When And How To Use A Baby Nasal Aspirator?
Submitted by Nick on December 20, 2013
To the uninitiated, nasal aspirators for babies may look like mini torture devices! Used to clear a stuffy nose and relieve any discomfort caused by a cold, your baby may not like this procedure of cleaning out his nose too much but it will make it easier for him to breathe, sleep and even eat.
Pregnancy And Baby Care Questions
Rubber ball syringes are often included in the newborn kit that the hospital gives you. These are usually the basic models but do an adequate job for the purpose. If you look online, you will also find a host of more ‘advanced’ models such as nasal aspirators.
While these are more expensive than the normal ball-syringe model, they do cause less distress to your baby and are usually more effective in removing nasal mucus.
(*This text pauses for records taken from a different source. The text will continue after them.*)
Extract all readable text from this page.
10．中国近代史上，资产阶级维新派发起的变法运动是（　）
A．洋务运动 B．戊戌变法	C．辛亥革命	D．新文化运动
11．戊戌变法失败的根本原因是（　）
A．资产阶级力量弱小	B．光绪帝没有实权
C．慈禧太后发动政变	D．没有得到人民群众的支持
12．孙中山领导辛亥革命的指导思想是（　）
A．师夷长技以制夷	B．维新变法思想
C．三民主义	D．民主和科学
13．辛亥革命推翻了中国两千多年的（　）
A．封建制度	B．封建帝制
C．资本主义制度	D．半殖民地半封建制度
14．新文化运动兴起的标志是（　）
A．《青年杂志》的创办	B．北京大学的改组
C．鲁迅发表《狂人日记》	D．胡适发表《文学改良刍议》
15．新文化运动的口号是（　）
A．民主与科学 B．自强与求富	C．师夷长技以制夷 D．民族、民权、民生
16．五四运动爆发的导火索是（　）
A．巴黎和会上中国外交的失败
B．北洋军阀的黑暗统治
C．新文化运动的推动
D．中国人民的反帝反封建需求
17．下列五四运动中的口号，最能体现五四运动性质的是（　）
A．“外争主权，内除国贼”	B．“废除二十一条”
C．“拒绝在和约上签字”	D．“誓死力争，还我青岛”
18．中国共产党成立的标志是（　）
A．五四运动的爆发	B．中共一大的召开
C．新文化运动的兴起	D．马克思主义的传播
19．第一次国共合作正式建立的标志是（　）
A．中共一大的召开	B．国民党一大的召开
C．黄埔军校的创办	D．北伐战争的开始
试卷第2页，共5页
When do you use a nasal aspirator?
If your baby is suffering from a stuffy or runny nose and as a result is not sleeping or eating well or is taking time to respond to cold medications, it may be time to use a nasal aspirator and hurry along the recovery process.
Now that you know when to use a nasal aspirator, the next big question is how exactly do you use it. As jittery first time parents, its easy to be intimidated by any device or product that you use on your precious baby. Simply follow these steps for an easy fuss-proof way to clear a stuffy nose:
Prep your baby for the procedure – Many doctors suggest using a saline solution in the nose in order to loosen up any hardened mucus and to allow for easy suctioning. You can buy nasal saline solution for babies at your local pharmacy or you can make your own by dissolving a quarter teaspoon of salt in eight ounces of warm (not hot) sterilized water. Store this solution in a covered jar and make a new batch every day. Lay your baby down on her back and tilt her chin up slightly. Place one or two drops of saline solution in each nostril. You can do this with an eyedropper for the best results. Though this may be difficult, keep your baby’s head tilted back for a few minutes to prevent the saline solution from dripping back.
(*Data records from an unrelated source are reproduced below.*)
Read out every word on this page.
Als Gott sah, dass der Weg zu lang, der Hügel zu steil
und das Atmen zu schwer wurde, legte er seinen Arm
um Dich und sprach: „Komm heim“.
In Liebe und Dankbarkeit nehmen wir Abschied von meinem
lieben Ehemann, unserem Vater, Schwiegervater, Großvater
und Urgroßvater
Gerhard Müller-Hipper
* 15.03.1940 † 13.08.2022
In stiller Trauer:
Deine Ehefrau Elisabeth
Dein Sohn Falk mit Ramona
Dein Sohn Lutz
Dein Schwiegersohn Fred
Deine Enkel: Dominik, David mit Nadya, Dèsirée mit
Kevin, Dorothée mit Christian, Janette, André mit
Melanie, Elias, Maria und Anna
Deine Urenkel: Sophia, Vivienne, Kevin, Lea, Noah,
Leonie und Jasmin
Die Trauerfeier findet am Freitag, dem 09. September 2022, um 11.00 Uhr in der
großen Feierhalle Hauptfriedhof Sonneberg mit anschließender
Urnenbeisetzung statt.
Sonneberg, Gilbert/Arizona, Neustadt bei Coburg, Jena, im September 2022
Use the aspirator – Most nasal aspirators consist of a nozzle that you insert (gently) into each nostril, a long soft tube that connects the nozzle with the mouthpiece and the mouthpiece that you use to suck the mucus out of the nose with. Do not worry – there is a filter that blocks mucus and bacteria from entering your mouth while you use the device. Hold the device at a slight angle with your thumb placed at the bottom. Press the aspirator all the in BEFORE you place it in the baby’s nose. Lay your baby on her back and have someone hold her to prevent her from moving while using the aspirator. Insert the tip of the device into a nostril while the aspirator is pressed completely down. Release your thumb to create suction and remove extra mucus. Wipe the mucus on a tissue and repeat with the other nostril.
Take care – Avoid using a nasal aspirator more than two or three times a day or you risk irritating the delicate nasal lining. Saline drops should not be overused as well as in the long run they can dry out the nose and cause more damage. Do not press down too hard as extra suctioning may lead to bleeding or inflammation of the nasal passages.
Most aspirators are meant for single use only and should be thrown out to prevent cross contamination. Do not share one piece between children and replace with a new device every few months as well.